Wednesday, September 10, 2014
Roland amps: Cube Street, left; AC 33, right.
Having joined the dark side as a gearhead, I have recently upgraded my uke amp. What I had before was Roland's Street Cube, a small modeling amp designed for electric instruments. Has EFX for things like echo, flange, and other distortions. The new amp, the AC 33, is designed for acoustic instruments, and doesn't have that stuff.
Since the uke is acoustic with a pick-up, the dedicated-acoustic amp is a better choice. I don't need the other stuff.
If you look at them side by side, you might think the Street Cube is louder and more robust, and it is built sturdier, with a grill and heavy plastic bumpers, since it was designed for street busking and being knocked around. The speakers look to be the same size, and both units can run from 110 v via DC converters, or from AA batteries. Both will run a vocal and an instrument mike at same time.
The Cube runs 2.5 watts per speaker, for a total of 5 watts. The AC 33 has 15 watts per, for a total of 30 watts. (This is plugged into external power; the batteries deliver a bit less on the 33, around 20 watts.)
Still not gonna peel the paint off the walls, but the new one has four-to-six times more wattage than the old one, depending, and is smaller and lighter weight.
What's not to like?
So, the ukulele songs upon which I am working this month:
Here Comes the Sun
Dock of the Bay
Stand By Me
In My Life
Let It Be
Down by the Water
Sultans of Swing
The goal here is to be able to play these from memory, chords and vocals, and to try and learn some kind of lead picking for instrumental breaks. (Except for "Here Comes the Sun," which is an instrumental sans vocals. And the solo on "Sultans" is going reeeally s-l-o-w.)

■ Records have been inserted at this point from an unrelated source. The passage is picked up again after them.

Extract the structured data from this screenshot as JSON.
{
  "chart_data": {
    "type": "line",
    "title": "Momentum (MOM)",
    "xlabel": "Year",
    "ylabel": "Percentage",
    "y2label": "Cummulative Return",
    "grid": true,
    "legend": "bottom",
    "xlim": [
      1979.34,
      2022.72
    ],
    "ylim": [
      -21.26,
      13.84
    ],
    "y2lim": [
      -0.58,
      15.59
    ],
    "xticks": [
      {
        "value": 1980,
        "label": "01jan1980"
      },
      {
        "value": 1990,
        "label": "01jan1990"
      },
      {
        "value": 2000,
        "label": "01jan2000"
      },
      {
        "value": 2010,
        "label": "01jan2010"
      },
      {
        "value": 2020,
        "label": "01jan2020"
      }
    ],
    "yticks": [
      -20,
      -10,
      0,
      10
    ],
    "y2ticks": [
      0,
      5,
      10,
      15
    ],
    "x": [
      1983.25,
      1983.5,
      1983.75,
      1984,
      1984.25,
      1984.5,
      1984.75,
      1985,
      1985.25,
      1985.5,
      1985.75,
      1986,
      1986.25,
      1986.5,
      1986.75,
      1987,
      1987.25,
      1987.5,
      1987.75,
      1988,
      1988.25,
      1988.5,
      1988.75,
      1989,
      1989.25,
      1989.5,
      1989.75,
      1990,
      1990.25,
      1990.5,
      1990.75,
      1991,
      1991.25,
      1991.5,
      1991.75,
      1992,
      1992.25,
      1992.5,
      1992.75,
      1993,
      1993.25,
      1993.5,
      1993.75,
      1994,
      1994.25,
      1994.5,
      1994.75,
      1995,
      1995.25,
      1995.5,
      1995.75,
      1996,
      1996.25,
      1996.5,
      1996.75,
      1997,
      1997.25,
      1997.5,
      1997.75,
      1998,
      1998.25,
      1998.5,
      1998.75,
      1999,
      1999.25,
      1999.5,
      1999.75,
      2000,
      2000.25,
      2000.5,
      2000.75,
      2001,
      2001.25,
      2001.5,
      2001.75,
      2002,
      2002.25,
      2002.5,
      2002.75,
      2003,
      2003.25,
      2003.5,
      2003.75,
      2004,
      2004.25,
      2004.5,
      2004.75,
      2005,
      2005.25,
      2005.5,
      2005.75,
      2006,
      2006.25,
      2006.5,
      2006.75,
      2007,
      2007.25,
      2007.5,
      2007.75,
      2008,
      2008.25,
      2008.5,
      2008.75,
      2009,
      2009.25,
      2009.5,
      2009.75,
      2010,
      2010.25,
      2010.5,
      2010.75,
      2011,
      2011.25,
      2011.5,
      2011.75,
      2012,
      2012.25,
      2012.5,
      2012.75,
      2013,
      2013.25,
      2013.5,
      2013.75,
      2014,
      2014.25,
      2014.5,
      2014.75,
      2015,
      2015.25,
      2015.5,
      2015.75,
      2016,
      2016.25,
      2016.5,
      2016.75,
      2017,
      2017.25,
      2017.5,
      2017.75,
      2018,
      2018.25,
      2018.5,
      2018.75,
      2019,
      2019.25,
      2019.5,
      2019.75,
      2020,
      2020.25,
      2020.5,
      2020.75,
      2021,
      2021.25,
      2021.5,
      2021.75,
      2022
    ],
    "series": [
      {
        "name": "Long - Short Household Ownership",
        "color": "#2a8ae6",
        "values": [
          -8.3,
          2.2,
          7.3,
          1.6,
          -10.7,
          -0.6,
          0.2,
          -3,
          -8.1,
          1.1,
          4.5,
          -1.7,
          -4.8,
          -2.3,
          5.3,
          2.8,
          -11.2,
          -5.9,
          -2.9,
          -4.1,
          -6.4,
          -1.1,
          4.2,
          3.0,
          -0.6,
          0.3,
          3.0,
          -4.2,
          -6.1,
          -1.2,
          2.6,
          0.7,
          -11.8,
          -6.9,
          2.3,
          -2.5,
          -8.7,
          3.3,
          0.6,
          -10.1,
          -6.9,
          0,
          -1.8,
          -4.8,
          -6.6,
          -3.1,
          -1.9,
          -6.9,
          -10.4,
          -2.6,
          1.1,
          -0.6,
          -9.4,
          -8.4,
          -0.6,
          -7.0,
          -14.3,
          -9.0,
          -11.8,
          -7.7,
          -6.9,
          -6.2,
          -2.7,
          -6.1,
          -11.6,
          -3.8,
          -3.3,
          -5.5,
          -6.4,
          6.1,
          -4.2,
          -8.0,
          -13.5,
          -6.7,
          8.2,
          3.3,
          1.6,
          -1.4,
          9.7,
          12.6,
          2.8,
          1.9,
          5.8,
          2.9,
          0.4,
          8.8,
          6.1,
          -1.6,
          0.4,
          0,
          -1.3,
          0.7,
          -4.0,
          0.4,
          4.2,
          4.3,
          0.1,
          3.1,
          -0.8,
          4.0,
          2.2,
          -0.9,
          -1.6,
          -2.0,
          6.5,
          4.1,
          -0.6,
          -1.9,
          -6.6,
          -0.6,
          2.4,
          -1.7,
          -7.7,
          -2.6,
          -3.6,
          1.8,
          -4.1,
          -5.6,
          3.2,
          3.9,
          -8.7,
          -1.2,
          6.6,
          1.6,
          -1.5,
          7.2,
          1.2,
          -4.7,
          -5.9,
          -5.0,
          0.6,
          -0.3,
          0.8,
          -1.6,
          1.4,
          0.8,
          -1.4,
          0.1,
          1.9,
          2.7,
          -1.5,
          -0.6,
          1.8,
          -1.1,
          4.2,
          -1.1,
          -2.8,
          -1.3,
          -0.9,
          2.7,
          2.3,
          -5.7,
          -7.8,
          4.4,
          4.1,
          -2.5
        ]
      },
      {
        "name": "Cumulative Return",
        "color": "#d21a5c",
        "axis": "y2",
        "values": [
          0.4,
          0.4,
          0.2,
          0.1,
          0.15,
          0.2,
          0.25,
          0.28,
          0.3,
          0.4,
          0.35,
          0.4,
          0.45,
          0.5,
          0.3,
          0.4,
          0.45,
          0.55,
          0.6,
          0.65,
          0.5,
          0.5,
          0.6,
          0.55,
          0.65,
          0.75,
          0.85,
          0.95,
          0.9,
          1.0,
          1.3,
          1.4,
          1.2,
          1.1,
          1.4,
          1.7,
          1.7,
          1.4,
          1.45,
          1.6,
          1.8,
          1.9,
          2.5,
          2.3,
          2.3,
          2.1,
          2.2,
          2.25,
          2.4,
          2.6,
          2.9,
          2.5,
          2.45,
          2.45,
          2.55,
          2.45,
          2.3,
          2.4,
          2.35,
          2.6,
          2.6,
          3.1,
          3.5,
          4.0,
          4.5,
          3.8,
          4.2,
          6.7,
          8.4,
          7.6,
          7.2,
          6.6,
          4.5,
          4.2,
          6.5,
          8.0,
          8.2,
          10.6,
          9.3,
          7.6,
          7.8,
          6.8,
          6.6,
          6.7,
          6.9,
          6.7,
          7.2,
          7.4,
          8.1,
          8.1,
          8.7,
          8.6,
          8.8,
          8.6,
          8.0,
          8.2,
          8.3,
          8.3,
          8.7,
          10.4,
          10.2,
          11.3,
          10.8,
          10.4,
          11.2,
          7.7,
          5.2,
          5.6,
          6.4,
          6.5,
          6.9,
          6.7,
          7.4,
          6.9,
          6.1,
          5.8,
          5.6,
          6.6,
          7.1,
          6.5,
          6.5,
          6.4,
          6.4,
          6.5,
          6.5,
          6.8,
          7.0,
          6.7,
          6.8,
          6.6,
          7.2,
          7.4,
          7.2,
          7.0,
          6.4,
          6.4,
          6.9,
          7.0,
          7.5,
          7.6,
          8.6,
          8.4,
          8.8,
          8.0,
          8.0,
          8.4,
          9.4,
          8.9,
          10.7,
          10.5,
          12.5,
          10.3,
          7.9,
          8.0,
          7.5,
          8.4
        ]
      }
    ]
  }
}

If it is like the previous two camps, it will fill up fairly fast, so if you are thinking about it, put a reminder on your calendar for early October.
I won't be going this round, but I did enjoy it last time, the experience about which I wrote at some length in my short book on the ukulele.
For those interested:
Saturday, September 06, 2014
Kay - concept art by Ubin Li
Johnson's version: "Read over your compositions, and wherever you meet with a passage which you think is particularly fine, strike it out."
Faulkner supposedly said, "You must kill all your darlings."
What this means is, don't fall in love with your prose to the detriment of your story. While you toss out what you think are clever lines hither and yon, you are apt to be so pleased with yourself that you lose the more important thing: The tale itself.
Not to say you can't make it sparkle as best you can, only that reaching for a particularly smart simile might do your piece more harm than good because it will stick out, go clunk, or howl at the moon in such a way as to take your reader out of the story.
That is one of the cardinal no-no's, taking your reader out of the story. Never give them a chance to stop and look at how you have constructed your vehicle when they are supposed to be enjoying the ride ...
So I'm going through the galleys for Tejano, and I came across one of these darlings I missed. It's a good line, if I do say so myself, and at this stage, I won't take it out. One is allowed to correct typos or obvious errors, but not to edit in galleys. This isn't really necessary in the same way it used to be. Goes back to the days when type was set and it was a bitch to change unless absolutely necessary.
I'll set it up: Two of my characters, Jo and Kay, are meeting with an officer on the opposite side of an upcoming conflict. Jo's viewpoint. The officer isn't happy with the way the conversation is going and he gets pushy, to the point of an aggressive step in her direction. Jo isn't worried, she can deck him and will if need be. And the line:
"Kay came up like hot smoke on a cold winter’s day."
At which point the guy, realizing he's way overmatched, backs off.
How do I know I should have taken it out? It made me smile and nod when I came across it. Nice line, Steve ...
Might make somebody else stop and think that, and much as I like being admired as a prose smith, being admired as a storyteller is better.